After more than two weeks in hospital, I was scheduled for surgery. However, on
the very day it was to happen, they discovered MRSA on my skin and determined
that this meant that open-heart surgery was too risky. I was discharged. I was
put on a regime of body washes and nasal cream to eliminate the bacteria. They
would not operate until I had provided three negative swabs from my nose and from
my groin. So far I have had two negative results and am waiting for the results
of the third next week. If it is negative, I will be admitted for surgery. I
still feel no anxiety. I certainly hope that the result is negative and that I
get the operation in short order. It’s not so much that I want them to save my
life but that I want my ‘quality of life’ to be improved.
I can
honestly say that fear of death does not feature in my thoughts. I would like
to have more energy. Undergoing the procedure is necessarily risky. There will
necessarily be a period of discomfort as I recuperate. I remain in excellent
spirits. I regard myself as being undeservedly lucky – particularly with
respect to my three sons, three daughters-in-law, three grandsons and two
granddaughters. I became a Catholic less than ten years ago. I am a ‘serious’
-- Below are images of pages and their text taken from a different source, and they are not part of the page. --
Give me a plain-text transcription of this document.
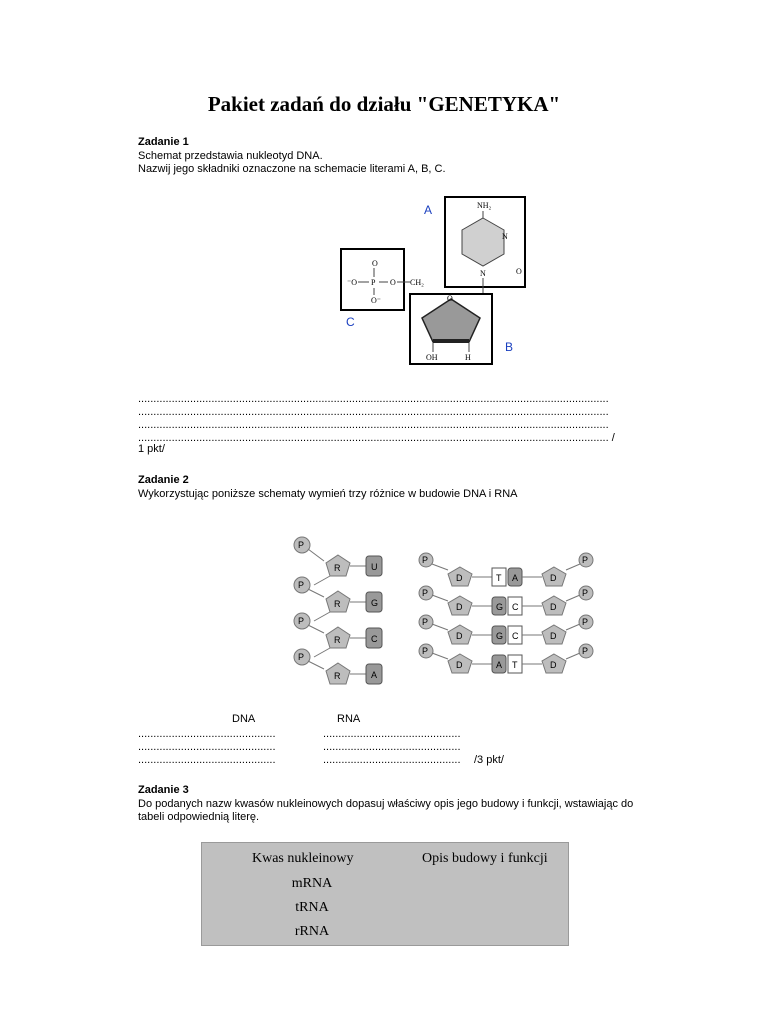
Pakiet zadań do działu "GENETYKA"
Zadanie 1
Schemat przedstawia nukleotyd DNA.
Nazwij jego składniki oznaczone na schemacie literami A, B, C.
A	NH₂
N
N	O
O
⁻O P O
O⁻
CH₂
C
O
OH	H
B
..........................................................................................................................................................
..........................................................................................................................................................
..........................................................................................................................................................
.......................................................................................................................................................... /
1 pkt/
Zadanie 2
Wykorzystując poniższe schematy wymień trzy różnice w budowie DNA i RNA
P
R	U
P
R	G
P
R	C
P
R	A
P
D	T A	D
P
P
D	G C	D
P
P
D	G C	D
P
P
D	A T	D
P
DNA	RNA
.............................................
.............................................
.............................................
.............................................
.............................................
............................................. /3 pkt/
Zadanie 3
Do podanych nazw kwasów nukleinowych dopasuj właściwy opis jego budowy i funkcji, wstawiając do
tabeli odpowiednią literę.
Kwas nukleinowy	Opis budowy i funkcji
mRNA
tRNA
rRNA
Catholic. In other words, my world view is informed by my faith. My lack of
anxiety is indubitably, at least in part, a consequence of my Catholicism. I
always knew that I was mortal, that life is a sexually transmitted and always fatal
disease – of course, it far more than that.
My
sometime hairdresser tragically lost a child and, consequently, her faith. She
suffered what most of us would agree to be the ultimate catastrophe. But she
was wrong. She had always known that children sometimes die. That her child died is/was, from a logical
point of view, irrelevant. I feel cruel to point this out. It does not diminish
my pity and grief one whit.
My life
has been, in comparison with billions, extraordinarily fortunate: never hungry,
never tormented with other than ordinary worries.
The
professionalism of those who cared for me in the MRI was exemplary. I am still
not persuaded about socialised medicine.
State education
is inferior to private education in almost every case. In some poor countries
poor people choose to pay for their children’s education rather than send them
to free government schools. In our country we have seen how miserably the state
ran car manufacturers. Why should medicine be different from anything else? Why
should medicine not benefit from competition and deregulation? We would not
contemplate state run supermarkets. Food is surely as important as health care.